I am forbidden by my doctor to take Zoloft because of blah blah blah, however, even if the blah blah blah is true, it won’t matter if I don’t exist, because my mood got so low that I couldn’t take it anymore. Never fear, it never will get that low. There’s always the hospital. Oh joy! Not.
I know it’s only an illness, there is NO reason why I should feel like this except the chemical imbalance in my brain. There is no event/situation in my life that is making me feel like this. I know this very well, I know it logically. But the FEELINGS nonetheless feel awful and painful. I feel desperately sad, sort of hopeless, and very small. Usually I feel big and in control and capable. But this illness takes all that away from me, temporarily. A temporary tempest. Oh too many emotions, too many feelings, too much pain.
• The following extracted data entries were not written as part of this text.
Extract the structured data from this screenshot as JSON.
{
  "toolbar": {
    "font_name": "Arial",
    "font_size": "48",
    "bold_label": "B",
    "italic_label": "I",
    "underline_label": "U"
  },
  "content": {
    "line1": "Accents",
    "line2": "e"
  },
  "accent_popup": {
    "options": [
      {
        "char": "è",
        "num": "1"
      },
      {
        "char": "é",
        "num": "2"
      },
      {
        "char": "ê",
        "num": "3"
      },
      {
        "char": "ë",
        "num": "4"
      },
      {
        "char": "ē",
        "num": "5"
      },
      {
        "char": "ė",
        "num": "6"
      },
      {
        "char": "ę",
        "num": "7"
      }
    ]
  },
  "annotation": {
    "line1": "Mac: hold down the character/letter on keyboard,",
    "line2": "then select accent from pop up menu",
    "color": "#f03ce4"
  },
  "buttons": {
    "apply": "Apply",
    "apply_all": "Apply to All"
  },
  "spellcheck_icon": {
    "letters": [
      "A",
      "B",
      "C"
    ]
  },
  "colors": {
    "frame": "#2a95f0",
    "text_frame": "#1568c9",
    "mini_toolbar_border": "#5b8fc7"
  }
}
Where is the lobotomist when you need one?
Go away. Let me be. I’m happy and peaceful and fine when you’re not around. Please bipolar disorder, let me be in peace. Let me live my life, I don’t bother you, please let me go. Go back to the dark forest of gnarled trees and ugly witches and ogres where you normally dwell. I did not summon you, go away. Leave me in my sunny, bright, verdant, flower filled bower where I live. You have no place here. You have no right to pollute my little home that I’ve made for myself. Go back to the hell where you belong and never haunt me anymore.